As an English teacher and writer who traffics in factual prose, I’m with Mr. Coleman. In my experience, students need more exposure to nonfiction, less to help with reading skills, but as a model for their own essays and expository writing...

I love fiction and poetry as much as the next former English major and often despair over the quality of what passes for “informational texts,” few of which amount to narrative much less literary narrative.

What schools really need isn’t more nonfiction but better nonfiction, especially that which provides good models for student writing. Most students could use greater familiarity with what newspaper, magazine and book editors call “narrative nonfiction”: writing that tells a factual story, sometimes even a personal one, but also makes an argument and conveys information in vivid, effective ways...

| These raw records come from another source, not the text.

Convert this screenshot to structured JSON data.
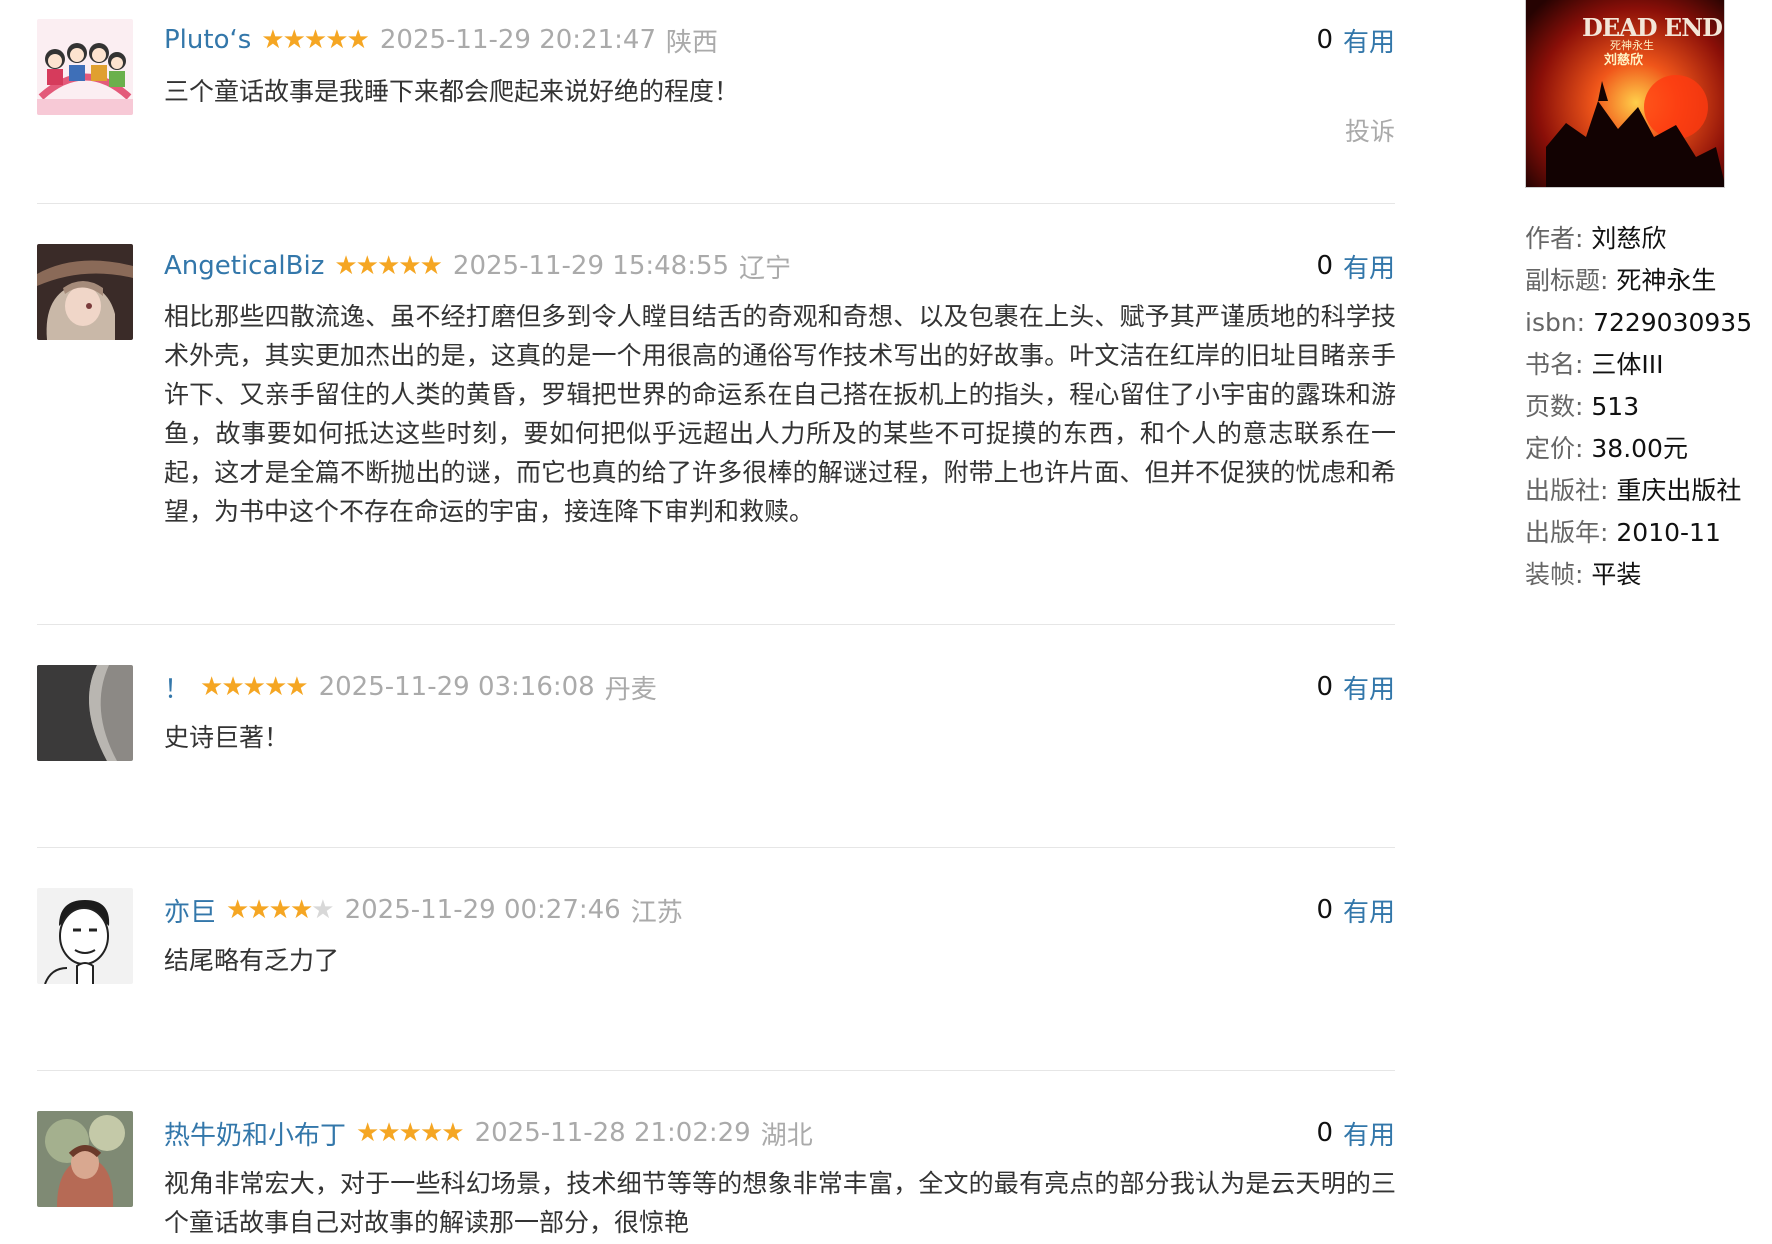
{
  "reviews": [
    {
      "user": "Pluto‘s",
      "rating": 5,
      "time": "2025-11-29 20:21:47",
      "location": "陕西",
      "useful_count": "0",
      "useful_label": "有用",
      "content": "三个童话故事是我睡下来都会爬起来说好绝的程度！",
      "report": "投诉"
    },
    {
      "user": "AngeticalBiz",
      "rating": 5,
      "time": "2025-11-29 15:48:55",
      "location": "辽宁",
      "useful_count": "0",
      "useful_label": "有用",
      "content": "相比那些四散流逸、虽不经打磨但多到令人瞠目结舌的奇观和奇想、以及包裹在上头、赋予其严谨质地的科学技术外壳，其实更加杰出的是，这真的是一个用很高的通俗写作技术写出的好故事。叶文洁在红岸的旧址目睹亲手许下、又亲手留住的人类的黄昏，罗辑把世界的命运系在自己搭在扳机上的指头，程心留住了小宇宙的露珠和游鱼，故事要如何抵达这些时刻，要如何把似乎远超出人力所及的某些不可捉摸的东西，和个人的意志联系在一起，这才是全篇不断抛出的谜，而它也真的给了许多很棒的解谜过程，附带上也许片面、但并不促狭的忧虑和希望，为书中这个不存在命运的宇宙，接连降下审判和救赎。"
    },
    {
      "user": "！",
      "rating": 5,
      "time": "2025-11-29 03:16:08",
      "location": "丹麦",
      "useful_count": "0",
      "useful_label": "有用",
      "content": "史诗巨著！"
    },
    {
      "user": "亦巨",
      "rating": 4,
      "time": "2025-11-29 00:27:46",
      "location": "江苏",
      "useful_count": "0",
      "useful_label": "有用",
      "content": "结尾略有乏力了"
    },
    {
      "user": "热牛奶和小布丁",
      "rating": 5,
      "time": "2025-11-28 21:02:29",
      "location": "湖北",
      "useful_count": "0",
      "useful_label": "有用",
      "content": "视角非常宏大，对于一些科幻场景，技术细节等等的想象非常丰富，全文的最有亮点的部分我认为是云天明的三个童话故事自己对故事的解读那一部分，很惊艳"
    }
  ],
  "book": {
    "cover_text_en": "DEAD END",
    "cover_text_zh": "死神永生",
    "cover_author": "刘慈欣",
    "info": [
      {
        "label": "作者:",
        "value": "刘慈欣"
      },
      {
        "label": "副标题:",
        "value": "死神永生"
      },
      {
        "label": "isbn:",
        "value": "7229030935"
      },
      {
        "label": "书名:",
        "value": "三体III"
      },
      {
        "label": "页数:",
        "value": "513"
      },
      {
        "label": "定价:",
        "value": "38.00元"
      },
      {
        "label": "出版社:",
        "value": "重庆出版社"
      },
      {
        "label": "出版年:",
        "value": "2010-11"
      },
      {
        "label": "装帧:",
        "value": "平装"
      }
    ]
  },
  "colors": {
    "link": "#3377aa",
    "star": "#f5a623",
    "muted": "#aaaaaa"
  }
}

Narrative nonfiction also provides a bridge between the personal narratives students typically write in elementary school and the essays on external subjects that are more appropriate assignments in high school and beyond...

There are anthologies of great literature and primary documents, but why not “30 for Under 20: Great Nonfiction Narratives?” Until such editions appear, teachers can find complex, literary works in collections like “The Best American Science and Nature Writing,”...

If students read 100 such articles over the course of a year, they may not become best-selling authors, but like Mr. Gladwell, they’ll get the sound and feel of good writing in their heads. With luck, when they graduate, there will still be ranks of literary nonfiction authors left for them to join.